Elijo esta fotografía porque parece que soy yo, con la cabeza inclinada. Pero no soy yo.
Yo no quiero bajar la cabeza, a veces lo hice cuando estuve triste o decepcionada a lo largo de mi vida. Inclinarla hacia abajo, frotarme ligeramente la sien, e incluso llorar. Supongo que todo el mundo lo hace, bajar la cabeza cuando algo te vence.
Hoy no voy a hablar del tono azul de este día. Hoy no.
Voy a recordar algo, lo que sea, que me haga sonreír un poquito. Aunque sea así de lado. Aunque también dejo que salgan las lágrimas si quieren.
Me acuerdo de una escena. Mi mejor amiga durante la infancia era tres años mayor que yo, muy alta y protectora. Era prima mía, además. Montábamos puestos en la plaza (sin que nuestros padres se enterasen) con materiales que elaborábamos nosotras mismas como cuentos o recetarios para niños/as, ensayábamos bailes divertidos, preparábamos obras de teatro improvisadas y nos hacíamos los disfraces, jugábamos con Barbie y con mi mansión de Playmobil, jugábamos a la comba, al elástico, comíamos pipas con nuestras amigas en los bancos del parque relatándonos historias infinitas… Y siempre nos cuidábamos, siempre, no importaba el motivo, nos adorábamos incondicionalmente. Recuerdo que un día, a las dos se nos antojaron unas zapatillas idénticas, eran unas Victoria de dibujos, con el fondo azul eléctrico. Todas las tardes después de merendar, hablábamos de cuando podríamos tenerlas. Mi madre las buscó para nosotras, y un día encontró un par pero únicamente había de mi número. Recuerdo aquella expresión que puso. No quería decirme que estaba triste porque no había su número (era tan alta que probablemente aquellas zapatillas eran demasiado infantiles para el número que calzaba), pero lo estaba. Recuerdo que nos quedamos solas, sentadas en el bordillo de una acera. Me quité las zapatillas nuevas y se las di. Quería que se las quedase ella. Recuerdo que sonrió.
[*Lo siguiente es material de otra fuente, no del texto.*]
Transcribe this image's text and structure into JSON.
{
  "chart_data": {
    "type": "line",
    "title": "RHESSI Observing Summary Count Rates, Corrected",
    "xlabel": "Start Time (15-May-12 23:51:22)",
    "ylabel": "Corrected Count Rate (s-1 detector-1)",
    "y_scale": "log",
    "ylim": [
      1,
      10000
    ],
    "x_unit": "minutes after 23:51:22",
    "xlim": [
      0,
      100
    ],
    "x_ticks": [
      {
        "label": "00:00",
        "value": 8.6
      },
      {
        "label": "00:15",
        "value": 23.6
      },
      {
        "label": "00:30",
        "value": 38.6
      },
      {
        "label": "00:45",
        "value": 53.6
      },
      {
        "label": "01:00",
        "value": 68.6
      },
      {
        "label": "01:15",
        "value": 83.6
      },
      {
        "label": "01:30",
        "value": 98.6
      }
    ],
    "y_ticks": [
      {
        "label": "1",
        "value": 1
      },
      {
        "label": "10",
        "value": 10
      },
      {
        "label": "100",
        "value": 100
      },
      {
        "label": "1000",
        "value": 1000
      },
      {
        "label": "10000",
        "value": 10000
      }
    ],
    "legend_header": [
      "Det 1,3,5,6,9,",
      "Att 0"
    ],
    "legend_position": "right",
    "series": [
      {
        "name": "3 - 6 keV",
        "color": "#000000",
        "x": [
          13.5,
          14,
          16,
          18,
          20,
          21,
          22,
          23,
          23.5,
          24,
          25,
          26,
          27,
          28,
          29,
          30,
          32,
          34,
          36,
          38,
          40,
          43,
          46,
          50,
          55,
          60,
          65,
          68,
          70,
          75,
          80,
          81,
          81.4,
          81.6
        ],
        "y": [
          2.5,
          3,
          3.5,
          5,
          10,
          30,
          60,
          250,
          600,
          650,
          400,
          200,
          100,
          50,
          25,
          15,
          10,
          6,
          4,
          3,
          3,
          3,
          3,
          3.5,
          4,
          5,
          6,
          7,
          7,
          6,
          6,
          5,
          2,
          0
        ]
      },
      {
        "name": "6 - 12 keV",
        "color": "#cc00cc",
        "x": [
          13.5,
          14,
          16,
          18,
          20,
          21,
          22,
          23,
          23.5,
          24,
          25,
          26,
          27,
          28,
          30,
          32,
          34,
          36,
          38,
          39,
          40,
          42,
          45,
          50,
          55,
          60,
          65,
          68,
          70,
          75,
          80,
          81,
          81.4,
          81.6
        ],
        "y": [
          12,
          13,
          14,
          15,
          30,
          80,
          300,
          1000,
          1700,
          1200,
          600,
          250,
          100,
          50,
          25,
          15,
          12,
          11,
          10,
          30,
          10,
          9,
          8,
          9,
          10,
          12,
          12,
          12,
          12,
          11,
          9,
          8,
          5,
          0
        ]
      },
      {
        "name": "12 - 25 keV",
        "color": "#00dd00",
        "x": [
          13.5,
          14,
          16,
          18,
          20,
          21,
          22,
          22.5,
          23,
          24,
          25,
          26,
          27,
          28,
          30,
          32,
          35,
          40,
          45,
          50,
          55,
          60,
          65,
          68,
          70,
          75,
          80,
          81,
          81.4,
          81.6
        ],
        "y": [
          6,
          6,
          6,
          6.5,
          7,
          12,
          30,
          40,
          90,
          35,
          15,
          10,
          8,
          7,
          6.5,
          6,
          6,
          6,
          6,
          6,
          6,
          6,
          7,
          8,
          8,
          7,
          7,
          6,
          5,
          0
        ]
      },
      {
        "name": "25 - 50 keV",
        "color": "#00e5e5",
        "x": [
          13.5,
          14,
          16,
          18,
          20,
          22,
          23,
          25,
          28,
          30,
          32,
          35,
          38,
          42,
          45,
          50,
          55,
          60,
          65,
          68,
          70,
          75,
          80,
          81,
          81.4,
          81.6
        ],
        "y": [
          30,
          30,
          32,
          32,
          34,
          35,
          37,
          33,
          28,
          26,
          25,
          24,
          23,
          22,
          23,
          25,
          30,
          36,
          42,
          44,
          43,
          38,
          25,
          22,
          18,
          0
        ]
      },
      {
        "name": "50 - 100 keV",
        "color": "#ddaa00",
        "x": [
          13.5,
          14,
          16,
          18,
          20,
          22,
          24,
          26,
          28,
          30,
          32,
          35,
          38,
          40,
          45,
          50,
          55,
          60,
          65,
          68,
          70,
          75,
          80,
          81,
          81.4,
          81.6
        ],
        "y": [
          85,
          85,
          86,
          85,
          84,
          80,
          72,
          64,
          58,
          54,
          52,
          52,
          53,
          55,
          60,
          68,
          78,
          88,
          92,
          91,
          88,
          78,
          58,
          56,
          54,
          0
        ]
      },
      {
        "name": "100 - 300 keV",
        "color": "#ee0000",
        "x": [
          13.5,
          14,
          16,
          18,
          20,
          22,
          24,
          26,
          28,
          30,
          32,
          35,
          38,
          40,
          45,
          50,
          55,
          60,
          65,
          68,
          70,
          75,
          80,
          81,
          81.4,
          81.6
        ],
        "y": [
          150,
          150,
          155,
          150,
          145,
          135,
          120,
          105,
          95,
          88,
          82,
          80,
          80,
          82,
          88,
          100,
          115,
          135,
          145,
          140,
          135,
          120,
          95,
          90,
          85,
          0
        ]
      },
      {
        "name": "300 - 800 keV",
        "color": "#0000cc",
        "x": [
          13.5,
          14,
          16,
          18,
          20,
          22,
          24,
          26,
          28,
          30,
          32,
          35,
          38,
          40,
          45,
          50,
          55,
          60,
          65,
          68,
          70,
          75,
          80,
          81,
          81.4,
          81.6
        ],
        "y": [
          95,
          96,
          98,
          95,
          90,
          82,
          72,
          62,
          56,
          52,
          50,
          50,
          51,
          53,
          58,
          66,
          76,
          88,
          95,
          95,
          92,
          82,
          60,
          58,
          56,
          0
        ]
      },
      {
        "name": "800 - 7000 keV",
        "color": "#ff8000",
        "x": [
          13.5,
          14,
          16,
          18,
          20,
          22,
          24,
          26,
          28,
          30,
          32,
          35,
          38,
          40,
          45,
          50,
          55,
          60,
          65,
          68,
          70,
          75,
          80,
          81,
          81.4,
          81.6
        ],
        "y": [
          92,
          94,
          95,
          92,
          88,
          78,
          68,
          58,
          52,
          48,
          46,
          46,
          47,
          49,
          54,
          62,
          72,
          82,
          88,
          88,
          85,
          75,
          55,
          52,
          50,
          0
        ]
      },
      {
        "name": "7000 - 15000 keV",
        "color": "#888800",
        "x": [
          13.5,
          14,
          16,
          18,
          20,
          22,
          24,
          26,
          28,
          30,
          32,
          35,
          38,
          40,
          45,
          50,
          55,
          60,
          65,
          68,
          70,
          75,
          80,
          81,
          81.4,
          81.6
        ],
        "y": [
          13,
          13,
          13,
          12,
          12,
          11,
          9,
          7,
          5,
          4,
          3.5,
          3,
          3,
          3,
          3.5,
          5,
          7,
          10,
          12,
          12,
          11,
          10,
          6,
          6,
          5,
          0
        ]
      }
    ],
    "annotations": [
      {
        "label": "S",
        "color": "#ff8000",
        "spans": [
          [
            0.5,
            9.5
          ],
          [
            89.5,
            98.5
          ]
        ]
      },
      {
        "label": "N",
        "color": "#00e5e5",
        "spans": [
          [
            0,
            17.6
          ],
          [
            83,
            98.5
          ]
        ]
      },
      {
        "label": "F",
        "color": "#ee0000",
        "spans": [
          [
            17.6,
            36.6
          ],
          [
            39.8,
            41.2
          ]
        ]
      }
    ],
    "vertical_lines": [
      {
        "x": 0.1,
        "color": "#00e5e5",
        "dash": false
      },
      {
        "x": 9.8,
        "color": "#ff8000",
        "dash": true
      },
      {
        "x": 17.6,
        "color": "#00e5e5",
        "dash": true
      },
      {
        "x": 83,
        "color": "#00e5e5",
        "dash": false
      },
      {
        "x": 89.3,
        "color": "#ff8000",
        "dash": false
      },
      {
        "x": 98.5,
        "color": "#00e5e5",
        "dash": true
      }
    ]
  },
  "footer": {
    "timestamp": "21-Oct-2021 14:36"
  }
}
-No me entran, es imposible, son pequeñas.
-Da igual, inténtalo -dije.
Pero no le estaban bien.
Entonces decidí que yo tampoco las quería.
Y al final nos reímos aquella tarde, nos reímos tanto que retengo su cabecita rubia hacia atrás de la risa. Yo haciendo la tonta descalza (no importaba, ya estábamos en junio) y ella riéndose.
Recuerdo también lo que mi madre dijo, cuando subí a casa, recuerdo que le comentó a mi padre (sin saber que yo la escuchaba) mientras preparaban la cena:
-¡Qué buena es! ojalá que nadie la estropee nunca.
Yo no entendí aquello. Pero creo que ahora sí. Los adultos, o los niños cuando crecen, se estropean, nadie tiene la culpa, no hacen falta ogros ni brujas malvadas, con crecer es suficiente.
No sé cómo me sentiré si alguna vez tengo un hijo o una hija y compruebo cómo su inocencia o bondad innata se empaña conforme abandona la niñez. Supongo que me sentiré frustrada, pero me durará un rato, o unos días, después comprenderé que es inevitable y que aprenderán a ser felices de otro modo.
No sé si voy a seguir con este blog. Últimamente lo utilizo para contar nimiedades en mis días azules y tristes. Y no me gusta transmitir esto. No me gusta eso de inclinar la cabeza en señal de tristeza.
Aunque, ¿sabes qué? que creo haber tocando fondo y siento que sólo me queda subir a la superficie, y ya. Es como un huracán dentro de mí, invencible, que me eleva.